But don’t despair: there are plenty of ways to slow down even an inherently strong economy. History offers plenty of examples. But as more contemporary models, take your pick of successfully ruined economies — the Venezuelan, the Cuban, the North Korean, the Greek, the Italian, the Portuguese, or pretty much any from Mediterranean Africa to the Cape of Good Hope. There are certain commonalities about why and how they fail. Let’s review some of them.
The War of Words
Prosperity is always relative, never absolute. A car, a house, or a job is not to be judged on its own merits, but in comparison to someone else who has one better. If today’s Kias are better than a Mercedes of 20 years ago, it matters little: they are not as nice as someone else’s Mercedes of today. Britain in the postwar 1940s discovered the power of envy and what it can do to slow down ill-won prosperity.
From Plato to Marx to Tocqueville, philosophical minds, for both good and bad reasons, have always appreciated that human nature is attracted to the idea of enforced equality, to such a degree that most would rather be poor and the same, than better off with some far better off. Let’s give them that chance!
I would try to redefine the entire capitalist notion of profit, getting ahead, and being rich or successful as something arbitrary. Better yet, it should be analogous to cheating, proof of unfairness, or incurring general shame. The point is to make profit-making synonymous with failure; and poverty something inherently noble. Compensation should be seen as capricious, never based on logical requisites like education, knowledge, experience, level of responsibility, hard work, personal comportment, or even the less predictable such as health, luck, fate, and chance. Redefine rich and poor to emphasize the fact that one making $20,000 a year and another $200,000 is unfair, period — and to be corrected by a fair, all-knowing, and compassionate government. I would talk always of poverty and hunger, never of the epidemic of obesity or the nation’s collective youth glued to iPhones.

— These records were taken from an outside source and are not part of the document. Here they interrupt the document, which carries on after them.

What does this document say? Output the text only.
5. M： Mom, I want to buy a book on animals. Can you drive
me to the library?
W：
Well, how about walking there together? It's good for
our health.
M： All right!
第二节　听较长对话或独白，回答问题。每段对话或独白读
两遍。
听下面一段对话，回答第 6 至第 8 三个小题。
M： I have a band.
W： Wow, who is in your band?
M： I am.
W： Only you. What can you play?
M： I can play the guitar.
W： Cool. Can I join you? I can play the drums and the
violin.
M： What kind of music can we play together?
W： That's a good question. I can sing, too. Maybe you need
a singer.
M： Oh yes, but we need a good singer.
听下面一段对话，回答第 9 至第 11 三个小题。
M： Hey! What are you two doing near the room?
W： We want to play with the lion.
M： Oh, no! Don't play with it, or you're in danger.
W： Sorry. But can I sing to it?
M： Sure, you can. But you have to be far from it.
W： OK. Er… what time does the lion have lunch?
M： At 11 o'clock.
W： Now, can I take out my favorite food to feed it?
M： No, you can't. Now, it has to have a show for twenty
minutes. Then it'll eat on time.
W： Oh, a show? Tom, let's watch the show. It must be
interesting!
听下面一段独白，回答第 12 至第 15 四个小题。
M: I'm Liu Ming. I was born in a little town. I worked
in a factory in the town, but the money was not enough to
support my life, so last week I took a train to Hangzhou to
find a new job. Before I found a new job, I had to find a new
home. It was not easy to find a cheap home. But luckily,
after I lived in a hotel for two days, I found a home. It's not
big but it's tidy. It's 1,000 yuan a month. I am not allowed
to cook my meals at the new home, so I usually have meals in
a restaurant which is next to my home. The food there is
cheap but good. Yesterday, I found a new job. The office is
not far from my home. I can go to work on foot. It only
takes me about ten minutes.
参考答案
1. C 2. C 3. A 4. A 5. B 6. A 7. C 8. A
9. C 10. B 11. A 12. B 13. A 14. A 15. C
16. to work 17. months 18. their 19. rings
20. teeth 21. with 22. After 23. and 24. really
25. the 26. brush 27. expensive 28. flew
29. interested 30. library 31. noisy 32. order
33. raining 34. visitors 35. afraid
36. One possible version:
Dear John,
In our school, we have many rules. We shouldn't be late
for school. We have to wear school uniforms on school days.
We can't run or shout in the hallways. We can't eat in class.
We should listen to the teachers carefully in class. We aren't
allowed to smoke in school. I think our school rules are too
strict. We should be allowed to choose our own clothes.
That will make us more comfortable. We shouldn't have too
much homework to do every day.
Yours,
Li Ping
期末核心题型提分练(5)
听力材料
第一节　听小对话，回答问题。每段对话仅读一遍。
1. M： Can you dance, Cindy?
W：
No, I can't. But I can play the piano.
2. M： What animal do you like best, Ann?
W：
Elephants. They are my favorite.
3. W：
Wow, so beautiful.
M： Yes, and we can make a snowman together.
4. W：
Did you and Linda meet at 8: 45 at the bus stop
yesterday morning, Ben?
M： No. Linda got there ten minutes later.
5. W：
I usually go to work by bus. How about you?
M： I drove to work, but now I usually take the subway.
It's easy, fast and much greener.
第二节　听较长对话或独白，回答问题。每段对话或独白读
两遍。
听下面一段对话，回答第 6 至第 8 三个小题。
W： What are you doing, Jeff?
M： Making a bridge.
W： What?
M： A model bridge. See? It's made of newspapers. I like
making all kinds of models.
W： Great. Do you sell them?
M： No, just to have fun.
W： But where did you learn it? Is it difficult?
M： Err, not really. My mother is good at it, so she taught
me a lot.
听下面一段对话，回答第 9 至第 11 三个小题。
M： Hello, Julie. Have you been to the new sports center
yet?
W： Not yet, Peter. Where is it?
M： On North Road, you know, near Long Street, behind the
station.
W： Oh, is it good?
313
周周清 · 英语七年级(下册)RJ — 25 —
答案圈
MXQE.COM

Sometimes, sloppy language is critical: jumble together “millionaires” with those worth 1,000 times more, and you earn the force-multiplying evil “millionaires and billionaires.” The word “fair” is critical: as in “pay your fair share.” But “patriotic” is even better, as in “unpatriotic” past presidents who run up debt, and “patriotic” present egalitarians who borrow in four years what used to take eight.
I would also redefine entire professions in negative terms: bankers are “fat cats”; the rich “junket” to Las Vegas; CEOs are “corporate jet owners”; doctors lop off limbs and yank out tonsils to pile up profits. Material wealth alone defines us. Mitt Romney is a man with lots of money, a big house with an elevator, a wife with horses. Who cares what he did with the Olympics or as governor?